Comment passe-t-on des couloirs du métro au carton de l'été et 140 000 albums vendus ?

Ça a été un long processus, j'ai fait ça pendant 15 ans. Je n'ai pas réussi tout de suite et j'étais en partie responsable car je ne chantais qu'en anglais et en dialecte africain. Ça fait huit ans que je travaille le français, « Rayon de soleil » était mon premier titre en français et ça a marché.

En qualité de membre du jury, vous avez participé au choix des 11 finalistes. Comment cela s'est-il passé ?

C'est très difficile de juger, c'est très subjectif d'apprécier un artiste. Les artistes ne montrent pas le meilleur d'eux-mêmes en permanence. Ça dépend du moment. Ils peuvent donner un rendu très sympathique ou quelque chose de moins bon. La musique, c'est du ressenti, c'est très personnel.

Qu'avez-vous pensé du niveau de nos finalistes ?

Énormément de gens ont beaucoup de talent dans le métro, on trouve de meilleurs artistes dans le métro que dans d'autres émissions de télé. Parmi les finalistes, il y a vraiment un très bon niveau et les artistes sont toujours restés dans leur élément, on ne les a pas sortis de leur contexte, le métro.

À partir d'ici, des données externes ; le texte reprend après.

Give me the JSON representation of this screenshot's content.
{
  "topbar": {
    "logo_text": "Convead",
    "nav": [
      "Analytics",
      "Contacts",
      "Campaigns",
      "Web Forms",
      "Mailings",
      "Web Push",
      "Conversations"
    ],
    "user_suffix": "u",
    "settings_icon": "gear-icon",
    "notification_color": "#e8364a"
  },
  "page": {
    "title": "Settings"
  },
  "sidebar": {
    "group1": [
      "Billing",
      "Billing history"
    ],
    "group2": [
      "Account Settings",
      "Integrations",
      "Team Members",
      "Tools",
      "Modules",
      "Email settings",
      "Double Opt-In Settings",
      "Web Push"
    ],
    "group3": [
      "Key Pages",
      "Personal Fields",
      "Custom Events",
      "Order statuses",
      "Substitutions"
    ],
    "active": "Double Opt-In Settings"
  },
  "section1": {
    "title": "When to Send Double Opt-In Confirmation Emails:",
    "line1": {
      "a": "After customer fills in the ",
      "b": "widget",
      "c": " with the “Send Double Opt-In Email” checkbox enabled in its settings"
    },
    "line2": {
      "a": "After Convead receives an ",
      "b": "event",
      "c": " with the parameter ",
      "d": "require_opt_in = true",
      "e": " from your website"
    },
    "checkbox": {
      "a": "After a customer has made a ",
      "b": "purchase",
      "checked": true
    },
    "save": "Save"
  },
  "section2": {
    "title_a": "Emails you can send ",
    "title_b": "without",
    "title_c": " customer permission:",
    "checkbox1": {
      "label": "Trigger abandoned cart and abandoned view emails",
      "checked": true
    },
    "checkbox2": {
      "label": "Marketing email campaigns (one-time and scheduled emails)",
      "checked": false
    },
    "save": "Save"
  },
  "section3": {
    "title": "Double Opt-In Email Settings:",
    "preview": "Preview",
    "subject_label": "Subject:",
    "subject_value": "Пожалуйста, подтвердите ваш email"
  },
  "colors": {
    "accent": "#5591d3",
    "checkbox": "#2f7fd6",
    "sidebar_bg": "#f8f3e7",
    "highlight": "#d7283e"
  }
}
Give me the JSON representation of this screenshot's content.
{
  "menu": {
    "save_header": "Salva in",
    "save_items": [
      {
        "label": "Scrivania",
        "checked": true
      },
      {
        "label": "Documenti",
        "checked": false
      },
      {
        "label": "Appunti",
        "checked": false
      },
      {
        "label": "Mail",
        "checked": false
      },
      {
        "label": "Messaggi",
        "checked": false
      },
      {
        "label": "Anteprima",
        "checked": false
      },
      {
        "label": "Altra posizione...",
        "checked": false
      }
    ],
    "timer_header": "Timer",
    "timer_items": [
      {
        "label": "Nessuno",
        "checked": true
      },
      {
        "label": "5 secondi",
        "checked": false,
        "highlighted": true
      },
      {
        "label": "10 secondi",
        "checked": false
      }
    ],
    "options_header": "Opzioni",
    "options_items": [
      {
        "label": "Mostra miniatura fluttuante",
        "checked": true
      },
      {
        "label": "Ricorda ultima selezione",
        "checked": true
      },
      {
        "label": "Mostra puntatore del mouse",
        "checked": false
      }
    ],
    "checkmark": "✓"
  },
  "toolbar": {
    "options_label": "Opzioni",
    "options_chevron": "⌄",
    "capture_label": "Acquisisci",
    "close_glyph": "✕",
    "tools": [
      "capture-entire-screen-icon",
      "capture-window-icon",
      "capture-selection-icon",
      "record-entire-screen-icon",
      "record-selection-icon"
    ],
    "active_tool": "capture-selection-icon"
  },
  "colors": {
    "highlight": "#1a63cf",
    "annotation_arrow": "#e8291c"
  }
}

Pourquoi avoir accepté d'être membre du jury de STATION MUSIC ?

On a beaucoup d'à priori sur les artistes dans le métro. J'ai accepté de participer à cette émission car je viens justement de là bas, mais je n'ai pas galéré, je gagnais de l'argent, et la musique est ma passion. Je voyais des gens aller travailler à l'usine, alors que moi je faisais quelque chose de gratifiant et qui me plaisait. J'ai même sympathisé avec des voyageurs dans le métro que je croisais tous les matins, c'est ça le miracle de la musique.

Quels sont vos projets ?

Faire une immense tournée ! Un max de salles. Je veux aller à la rencontre du public. Je ne demande pas tout de suite des salles avec des milliers de personnes, mais comme on dit « petit à petit, l'oiseau fait son nid».